Эстетика звука на экране и в книге. Материалы всероссийской научно-практической конференции 12–14 апреля 2016 года - стр. 19
Мизансцены телефонных разговоров Лены и Жени визуально аскетичны: коридор коммунальной квартиры, ванная комната. Камера сосредоточена на крупном плане-портрете героини, внимательно слушающей, думающей; акцент переносится на звучащее слово, концентрируя внимание зрителя на внутреннем смысле происходящего. Это ещё один пример увеличения метафизического пространства фильма с помощью драматургически точного использования звука.
«Июльский дождь» по своему композиционному строению ближе к так называемому «эпизодному сюжету» (термин 3. Кракауэра), в котором эпизод как смысловая и сюжетная единица внедрён в поток жизни, и его драматургия рождается благодаря авторскому видению жизненных ситуаций, чувствованию глубинных конфликтов времени.
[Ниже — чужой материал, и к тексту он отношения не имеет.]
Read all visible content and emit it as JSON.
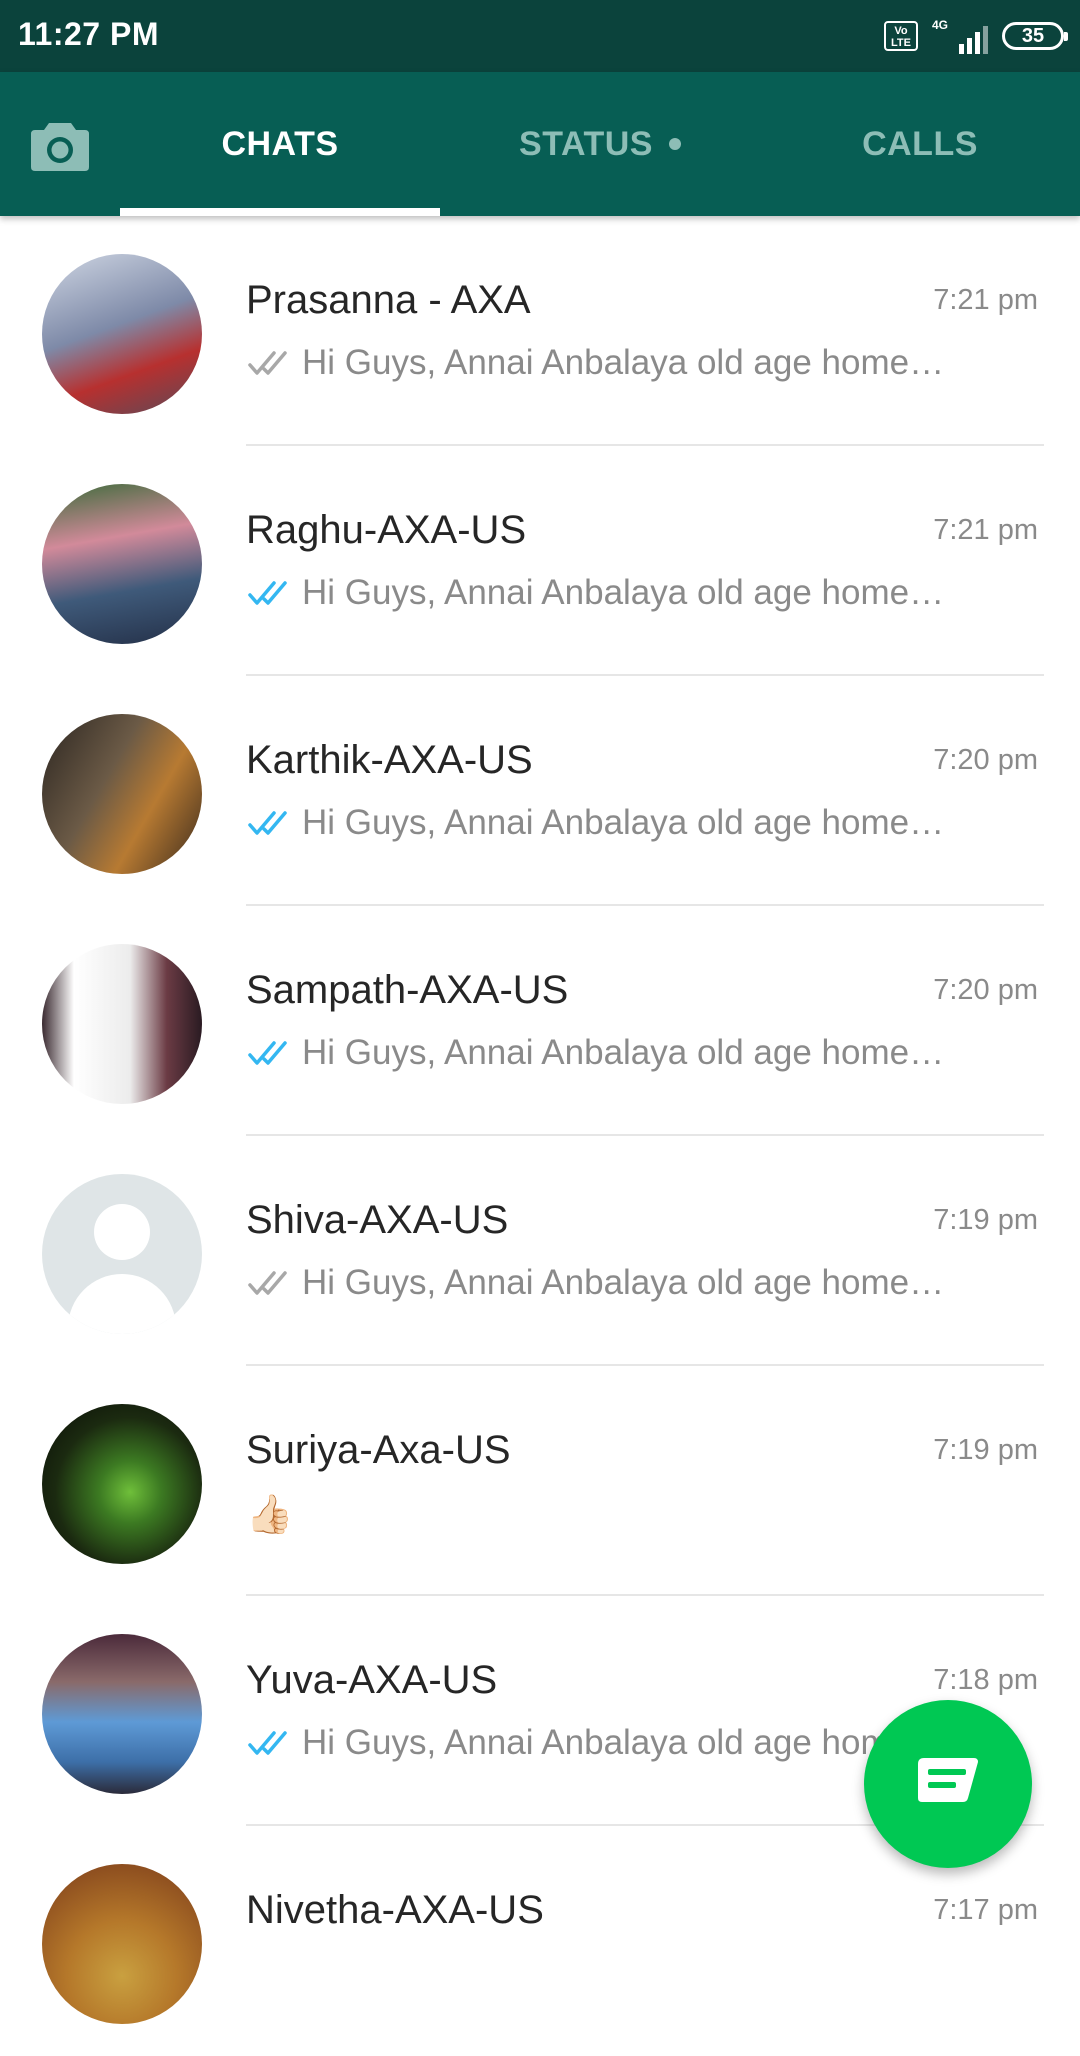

Эти эпизоды, вписанные в поток жизни как свободное повествование, отличаются проницаемостью. То есть, чем больше эпизод, тем больший поток жизни в него проникает. При внешней композиционной разомкнутости они объединены авторским замыслом и авторским присутствием, которое выражается в способе ведения рассказа[22]. Здесь работает «закон сцепления», который, как писал Л. Толстой, составлен «не мыслью… а чем-то другим, и выразить основу этого сцепления непосредственно словами никак нельзя»[23].
У М. Хуциева сцепление эпизодов происходит через долгие панорамы, в которых рождается пластический образ пространства: многолюдные улицы Москвы, центр столицы, где происходит съезд официальных иностранных гостей, раннее утро недалеко от Елоховского собора, осенние бульвары, проезды по Садовому кольцу, созерцательные сверхобщие планы подмосковной реки, «скольжение» вдоль пустого заброшенного морского пляжа, и опять панорама по предпраздничной весенней Москве. Эти необходимые для режиссёра и для зрителя паузы эмоционального переживания, осмысления событий тоже являются важной частью сюжета фильма. Натурные сцены-цезуры, рождённые как бы интуитивно, не являются проходными. В них раскрывается образ города с его уникальной географией и фактурностью, который создает точный эмоциональный настрой в отношении всего фильма, не торопит действие и не противостоит героям, а органично включает их в своё реальное и одновременно одухотворённое авторами пространство.
Характерно, что в фильме много внефабульных сцен внешнего бездействия, где проявляется авторская, режиссёрская интонация или трактовка заявленной в сценарии темы. Например, сцена с забытым кем-то на ветке радиоприёмником. Она как бы случайная, даже нелепая – диктор вещает новости искусства в пустом осеннем лесу, кому? Но в этом несовпадении рождается смысл, отсылающий нас к культурному контексту всего фильма. Совсем по-новому, в сравнении со сценарием, решает М. Хуциев финал картины. У А. Гребнева история заканчивалась предновогодней многоголосицей телефонных звонков: москвичи поздравляли друг друга с наступающим Новым годом.